The photo showed a good-looking man holding a punch glass, smiling cheerfully into the camera with his arm around a woman. Rath had never seen the man before, but the woman was Betty Winter. Alarm bells started to ring quietly, but insistently.

‘Here,’ Bellmann said, tapping the photo, ‘that’s Glaser. He got on well with Betty, especially that night.’ He shook his head. ‘I still can’t believe it. That she’s no longer with us, I mean.’

The whole time Peter Glaser had been eyeing the photo curiously. By now he was craning his neck, eyes almost popping out of his head. ‘I don’t believe it,’ he said. ‘That’s bloody Felix! What’s he doing next to Betty Winter?’
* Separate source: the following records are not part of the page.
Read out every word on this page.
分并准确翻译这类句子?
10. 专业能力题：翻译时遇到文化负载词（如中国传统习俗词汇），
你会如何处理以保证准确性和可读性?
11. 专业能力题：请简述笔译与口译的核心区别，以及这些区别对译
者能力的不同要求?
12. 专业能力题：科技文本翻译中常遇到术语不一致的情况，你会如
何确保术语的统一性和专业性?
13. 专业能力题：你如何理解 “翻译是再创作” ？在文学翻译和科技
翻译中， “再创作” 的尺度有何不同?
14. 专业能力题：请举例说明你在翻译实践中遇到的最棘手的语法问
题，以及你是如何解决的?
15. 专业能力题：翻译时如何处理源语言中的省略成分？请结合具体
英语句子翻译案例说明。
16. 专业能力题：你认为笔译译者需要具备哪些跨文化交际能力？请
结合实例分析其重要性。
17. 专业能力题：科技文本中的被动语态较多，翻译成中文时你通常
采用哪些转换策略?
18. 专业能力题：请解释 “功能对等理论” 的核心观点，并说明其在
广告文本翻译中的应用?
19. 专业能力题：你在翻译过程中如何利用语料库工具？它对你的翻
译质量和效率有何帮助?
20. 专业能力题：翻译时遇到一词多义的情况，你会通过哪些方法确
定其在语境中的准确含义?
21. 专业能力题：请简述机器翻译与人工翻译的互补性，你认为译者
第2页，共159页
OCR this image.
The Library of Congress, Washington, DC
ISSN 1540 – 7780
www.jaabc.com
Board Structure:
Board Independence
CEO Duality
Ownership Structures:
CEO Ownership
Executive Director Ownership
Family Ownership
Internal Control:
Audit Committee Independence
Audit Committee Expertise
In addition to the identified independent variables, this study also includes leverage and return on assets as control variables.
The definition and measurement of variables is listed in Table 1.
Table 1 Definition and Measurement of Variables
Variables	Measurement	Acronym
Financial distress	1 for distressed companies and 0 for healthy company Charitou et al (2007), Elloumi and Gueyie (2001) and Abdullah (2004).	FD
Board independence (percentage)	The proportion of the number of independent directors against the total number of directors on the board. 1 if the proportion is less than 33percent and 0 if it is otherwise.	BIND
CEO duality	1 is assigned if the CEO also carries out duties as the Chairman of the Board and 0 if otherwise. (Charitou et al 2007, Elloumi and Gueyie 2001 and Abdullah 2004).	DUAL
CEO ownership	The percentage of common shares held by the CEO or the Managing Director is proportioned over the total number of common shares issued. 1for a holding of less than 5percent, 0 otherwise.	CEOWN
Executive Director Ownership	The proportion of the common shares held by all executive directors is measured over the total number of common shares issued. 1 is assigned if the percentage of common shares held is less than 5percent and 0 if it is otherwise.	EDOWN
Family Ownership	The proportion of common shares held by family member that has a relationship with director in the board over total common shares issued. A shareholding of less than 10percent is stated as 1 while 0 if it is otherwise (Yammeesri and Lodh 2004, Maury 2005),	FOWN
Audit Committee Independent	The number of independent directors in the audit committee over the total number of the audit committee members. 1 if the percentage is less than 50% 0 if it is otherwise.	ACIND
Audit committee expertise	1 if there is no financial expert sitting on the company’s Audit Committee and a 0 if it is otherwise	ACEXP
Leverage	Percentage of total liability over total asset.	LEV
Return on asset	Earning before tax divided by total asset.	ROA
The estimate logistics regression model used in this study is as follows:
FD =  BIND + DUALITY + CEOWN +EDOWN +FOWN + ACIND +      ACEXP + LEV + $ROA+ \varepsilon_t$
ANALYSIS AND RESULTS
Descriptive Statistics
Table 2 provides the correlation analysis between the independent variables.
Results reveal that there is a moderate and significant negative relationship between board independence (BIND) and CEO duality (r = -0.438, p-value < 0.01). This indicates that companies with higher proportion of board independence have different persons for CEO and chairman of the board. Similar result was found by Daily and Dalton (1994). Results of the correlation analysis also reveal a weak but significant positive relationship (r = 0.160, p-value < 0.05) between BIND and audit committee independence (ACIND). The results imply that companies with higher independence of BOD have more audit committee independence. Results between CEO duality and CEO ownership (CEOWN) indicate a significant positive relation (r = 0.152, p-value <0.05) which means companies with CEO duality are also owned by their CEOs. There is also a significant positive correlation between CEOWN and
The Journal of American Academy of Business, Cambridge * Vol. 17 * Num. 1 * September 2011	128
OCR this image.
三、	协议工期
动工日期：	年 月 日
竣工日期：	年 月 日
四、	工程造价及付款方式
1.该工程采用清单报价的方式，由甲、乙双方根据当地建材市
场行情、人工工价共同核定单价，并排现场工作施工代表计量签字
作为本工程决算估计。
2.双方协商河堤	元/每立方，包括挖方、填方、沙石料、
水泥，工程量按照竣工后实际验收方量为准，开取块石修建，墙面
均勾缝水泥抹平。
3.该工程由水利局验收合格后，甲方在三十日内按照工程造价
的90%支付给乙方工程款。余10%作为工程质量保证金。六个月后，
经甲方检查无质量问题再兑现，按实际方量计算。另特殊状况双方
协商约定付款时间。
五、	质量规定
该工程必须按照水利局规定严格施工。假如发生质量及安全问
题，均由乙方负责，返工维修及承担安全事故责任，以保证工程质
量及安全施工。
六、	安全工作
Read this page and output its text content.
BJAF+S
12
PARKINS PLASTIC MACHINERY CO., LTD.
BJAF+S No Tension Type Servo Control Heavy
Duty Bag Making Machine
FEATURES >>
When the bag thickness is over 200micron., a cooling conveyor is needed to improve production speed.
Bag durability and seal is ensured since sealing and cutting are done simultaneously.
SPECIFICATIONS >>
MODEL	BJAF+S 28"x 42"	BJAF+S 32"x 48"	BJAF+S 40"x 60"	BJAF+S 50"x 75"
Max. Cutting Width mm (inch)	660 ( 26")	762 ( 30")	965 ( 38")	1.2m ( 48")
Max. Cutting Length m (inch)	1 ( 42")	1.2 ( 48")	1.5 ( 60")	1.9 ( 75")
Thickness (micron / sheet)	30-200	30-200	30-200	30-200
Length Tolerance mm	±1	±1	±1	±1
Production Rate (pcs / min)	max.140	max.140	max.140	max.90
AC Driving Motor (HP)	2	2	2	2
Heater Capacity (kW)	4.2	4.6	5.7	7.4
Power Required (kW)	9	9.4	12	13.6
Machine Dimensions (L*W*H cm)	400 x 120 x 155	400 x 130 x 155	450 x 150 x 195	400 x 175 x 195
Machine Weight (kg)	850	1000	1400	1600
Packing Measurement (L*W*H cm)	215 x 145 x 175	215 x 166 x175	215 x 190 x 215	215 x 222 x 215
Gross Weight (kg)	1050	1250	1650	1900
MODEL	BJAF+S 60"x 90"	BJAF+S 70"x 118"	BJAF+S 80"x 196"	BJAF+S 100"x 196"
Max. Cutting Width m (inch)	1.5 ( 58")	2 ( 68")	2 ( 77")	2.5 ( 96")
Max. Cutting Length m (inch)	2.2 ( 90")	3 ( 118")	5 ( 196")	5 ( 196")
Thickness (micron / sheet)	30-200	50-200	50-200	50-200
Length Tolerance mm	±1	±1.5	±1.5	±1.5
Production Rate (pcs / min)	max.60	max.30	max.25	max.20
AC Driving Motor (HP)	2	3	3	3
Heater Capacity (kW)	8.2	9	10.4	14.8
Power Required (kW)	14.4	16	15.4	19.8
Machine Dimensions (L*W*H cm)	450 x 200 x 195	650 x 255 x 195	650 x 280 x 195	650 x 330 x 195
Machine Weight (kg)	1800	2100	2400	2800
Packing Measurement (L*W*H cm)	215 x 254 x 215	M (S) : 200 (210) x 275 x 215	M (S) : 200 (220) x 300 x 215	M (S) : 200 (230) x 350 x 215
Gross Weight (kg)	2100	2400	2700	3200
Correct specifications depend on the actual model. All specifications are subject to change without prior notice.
The matter was soon resolved. Bellmann’s missing lighting technician was called Felix Krempin, and he had obviously used the identity of his unsuspecting friend, Peter Glaser, to sign up with La Belle Film Production. In reality, Krempin worked as a production manager at Montana Film.

No sooner had Glaser mentioned the name Montana than Bellmann hit the roof, going on about espionage, sabotage and worse. ‘Those criminals! I should have known! They’ll stop at nothing! Not even murder!’

Rath called for the guard to accompany Bellmann outside. They could still hear him through the closed door as Rath began a quick-fire interview of Peter Glaser about his friend, Felix Krempin.

‘Thanks for your help,’ Rath said, by way of goodbye. ‘It seems your friend has played a nasty trick on you – and on us too.’